Background: The immature heart has a much greater dependence than the adult heart on amino acid transamination in determining its ischemic tolerance. Compared with adult hearts, experimental models of the immature heart have quantified higher resting concentrations of free amino acids (AA) which are depleted by acute hypoxia. However, we have found no clinical studies that have looked at the free AA profile of the immature human heart or the effects of cyanosis, age, and pathology upon this.
Methods: One hundred eighty-one pediatric patients (37 cyanotic, 144 acyanotic) undergoing open-heart surgery were recruited. Myocardial biopsies were collected prior to ischemia and analyzed for free AAs (eg, glutamate, aspartate) using high-performance liquid chromatography.

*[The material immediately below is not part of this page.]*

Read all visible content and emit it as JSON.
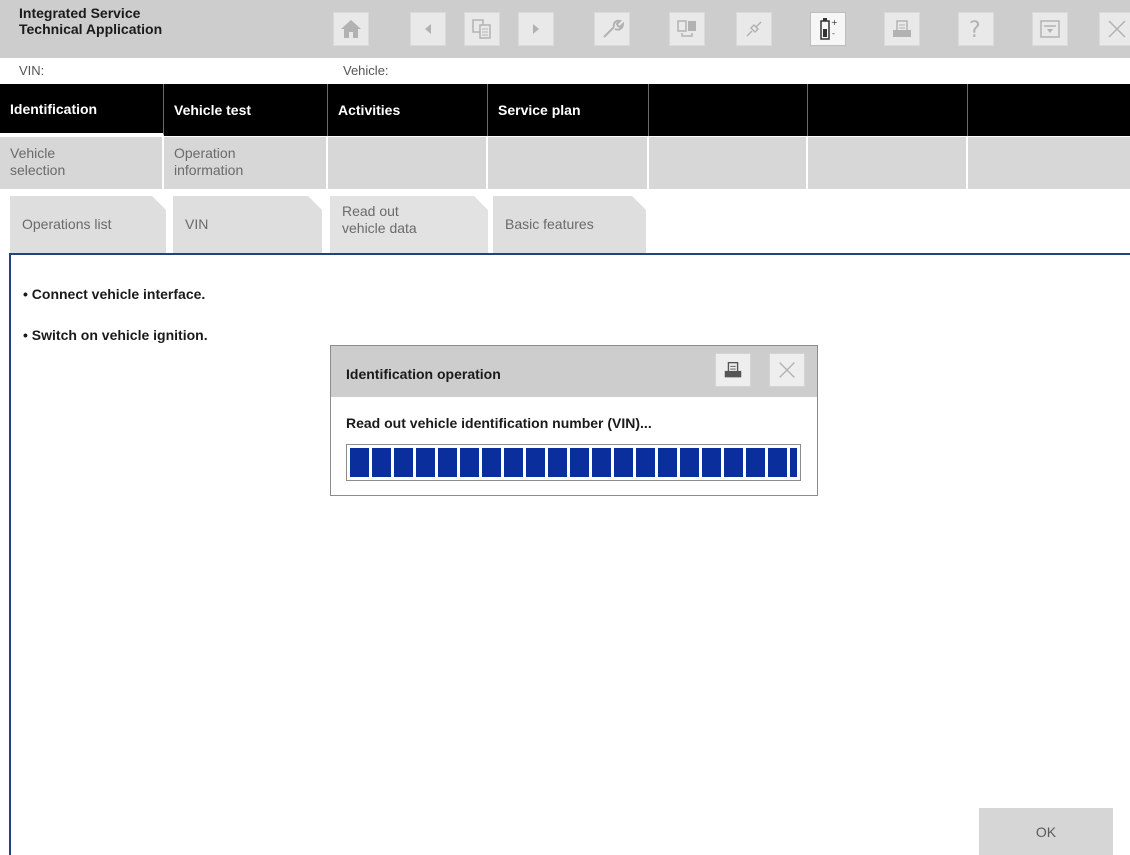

The effects of cyanosis, age, and pathology on amino acid concentrations were estimated by multiple regression modeling with and without controlling for diagnosis; the effects of age and pathology were estimated only in acyanotic children.

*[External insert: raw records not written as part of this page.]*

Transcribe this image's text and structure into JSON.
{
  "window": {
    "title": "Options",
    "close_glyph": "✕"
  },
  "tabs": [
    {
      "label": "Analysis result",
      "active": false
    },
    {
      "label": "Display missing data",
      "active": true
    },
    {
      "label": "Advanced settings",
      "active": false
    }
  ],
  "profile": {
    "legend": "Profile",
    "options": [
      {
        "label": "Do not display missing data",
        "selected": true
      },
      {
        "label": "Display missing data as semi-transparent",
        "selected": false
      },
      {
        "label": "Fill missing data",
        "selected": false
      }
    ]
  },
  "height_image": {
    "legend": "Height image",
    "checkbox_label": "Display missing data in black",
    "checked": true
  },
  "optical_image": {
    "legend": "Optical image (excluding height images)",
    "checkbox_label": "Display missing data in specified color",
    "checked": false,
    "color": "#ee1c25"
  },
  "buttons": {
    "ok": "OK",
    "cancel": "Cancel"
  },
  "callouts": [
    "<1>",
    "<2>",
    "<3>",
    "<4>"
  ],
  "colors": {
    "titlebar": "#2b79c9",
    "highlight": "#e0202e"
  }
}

Results: Alanine concentrations were about 20% higher in cyanotic than acyanotic patients (p = 0.04). Cyanosis was not associated with any other amino acid levels. In acyanotic patients, after controlling for diagnosis, concentrations of glutamate, aspartate, and alanine decreased from birth to about 8 to 10 years, then started to increase again (p < 0.05 for both linear and quadratic terms); concentrations of taurine and the branched chain AAs decreased steadily with increasing age (p < 0.05). There were significant effects of pathology on glutamate (p = 0.006), glutamine (p = 0.003), and branched chain AA (p = 0.004) levels.
Conclusions: There is no evidence that chronic hypoxia depletes endogenous AAs. Young age is associated with higher resting AA levels.